Jehron Petty ’20 doesn’t shy away from a problem. After realizing during his time at Cornell that there was underrepresentation of Black and Latinx students in engineering and computer science, he set out not only to change that at his alma mater, but at universities around the country.
“It motivated me to look at the problem and try to figure out what’s going on,” Petty says. “I really wanted to move the needle within an environment I could influence.”
Turning an idea into reality
After graduating, Petty founded ColorStack, which works to increase entrance, retention, and success of Black, Latinx, and Native American computer science students. So far, the platform has connected more than 1,000 students from different universities. Students connect in an online community that Petty says can help further not only their college experiences, but their career paths, too.

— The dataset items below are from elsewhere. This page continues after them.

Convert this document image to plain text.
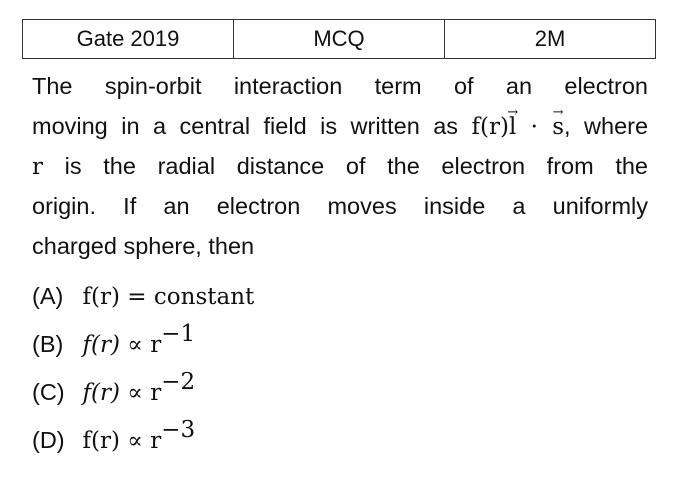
Gate 2019	MCQ	2M
The spin-orbit interaction term of an electron
moving in a central field is written as f(r)→ l · → s, where
r is the radial distance of the electron from the
origin. If an electron moves inside a uniformly
charged sphere, then
(A) f(r) = constant
(B) $f(r) \propto r^{-1}$
(C) $f(r) \propto r^{-2}$
(D) $f(r) \propto r^{-3}$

The idea for ColorStack came from Petty’s work on Cornell’s campus as a student, where he was co-president of Underrepresented Minorites in Computing at Cornell (URMC). While part of this club, aimed at supporting and inspiring students of color in computing, Petty began mentoring other students. His outreach efforts helped to triple club membership.
Seeing that success, Petty says, and “hearing from other campuses how rare it was, convinced me this was something more impactful than I realized. I thought, ‘Let’s bring this experience around the country.’”
ColorStack, founded on that idea, houses an open Slack community, campus chapters, and fellowships. Because of COVID-19 restrictions, some of these chapters and fellowships have not been able to launch, but Petty hopes they will do so as restrictions begin to lift. He’s excited about the first fellowship, hopefully kicking off later this spring.
“I really want to get back to working with schools and working with students on campus,” he says. “I want to see us track participation and retention in computer science programs across the country. I want to know our work is impactful at scale.”
Power of the network
The success of ColorStack so far can be attributed to Petty’s hard work, perseverance despite challenges presented by the pandemic, and the power of networking.
“As you meet more people, dots start to connect,” he says. “Community isn’t just 100 people in a group chat—it’s the people you’re connecting with on an intimate level. That’s something we’ve baked in [to ColorStack] from day one. Our motto is ‘Community First.’”
Petty’s own network enabled him to found ColorStack in 2020. Among others, Makinde Adeagbo, the founder of devcolor.org and now a member of ColorStack’s board, became a mentor to Petty and encouraged Petty to turn his idea for increasing retention and success of Black computer science students at Cornell into a national nonprofit. Through weekly calls, Petty was able to bounce ideas off of Adeagbo and get advice about funding, partnerships, and sponsorships, and turn his business plan into a functional company.
Petty says his story is a testament to the power of networking. “[Adeagbo] convinced me that I could do it,” he says. “At the end of the day, your network is going to do much more for you than you know,” Petty says.
Petty hopes the connections ColorStack fosters between computer science students will continue to increase over the next five years. The company is already on track to make this happen. While growth has been different than expected this year due to the pandemic, this time has provided an opportunity for the company to look hard at their market and make adjustments.
“There are always lessons to be learned when things don’t go the way you want them to,” Petty says. “Because we were forced to start without campus chapters, we were forced to learn where the majority of these students are. The demand for what we’re building wasn’t necessarily coming from the schools I was going to target – it’s the mid-tier schools that are often overlooked. These students are really hungry for a program like this and want to feel seen.”
ColorStack is poised to help thousands of Black, Latinx, and Native American computer science students across the U.S. be successful in their careers—thanks to a commitment to helping each individual person who asks for help.